On the other hand - this might hurt the 0.0000001% of users that don't have JavaScript enabled. Well, your choice really. :)
If you don't mind restricting the form to cookie-enabled browsers (eliminating some "browsers" aka bots I assume), you could do something like this:
Form page loads, it checks for a session variable with a timestamp. If none is found, it creates one and redirects to the same page, but with a GET parameter specifying "action=start" or something. So on the second load, if you see $_GET['action'] == 'start', you can check for that session variable. If you don't find one, you can redirect elsewhere saying cookies are required.
Now you can check the timestamp and do something else if it's been too soon.
This method will at least allow the same IP, since if you're dealing with a large group of people behind a firewall you don't have to block the whole group.
The database thing is probably your best bet, because it doesn't require them to allow anything, it just logs their data. The only issue with that is that they could be masking their IP or hitting it from multiple places.
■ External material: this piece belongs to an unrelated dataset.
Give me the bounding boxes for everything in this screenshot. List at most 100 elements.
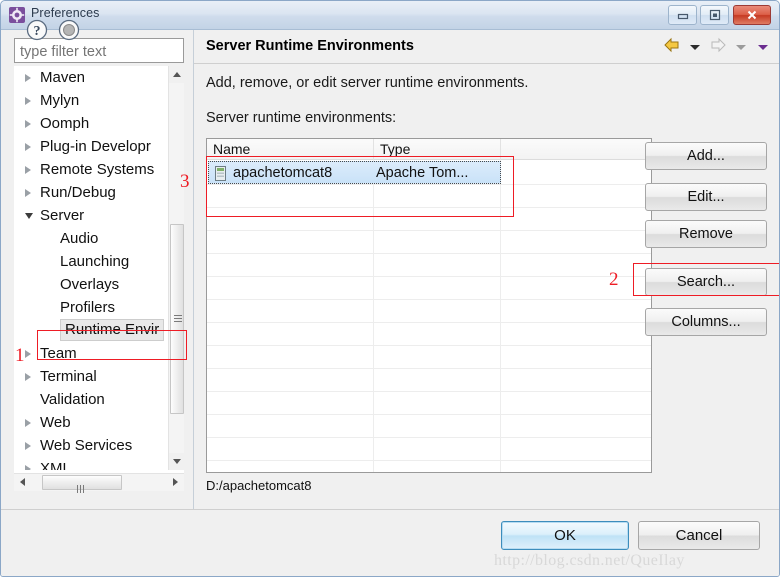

I'd try cross-referencing the IP on their session/cookie with the database. If the same person is hitting your site really fast from the same IP address it'll be obvious, but if you create a user ID as well, you can see if they're rapidly switching IP addresses.
It also wouldn't hurt to have some kind of cron script (or at least a tool written and on standby) ready to cleanup a mess that does manage to get through. For my site I'm writing one to flag exactly identical submissions from multiple ips within a very small timespan (Within 10 seconds).
At the very least you could write some queries to show questionable submissions to the comment form.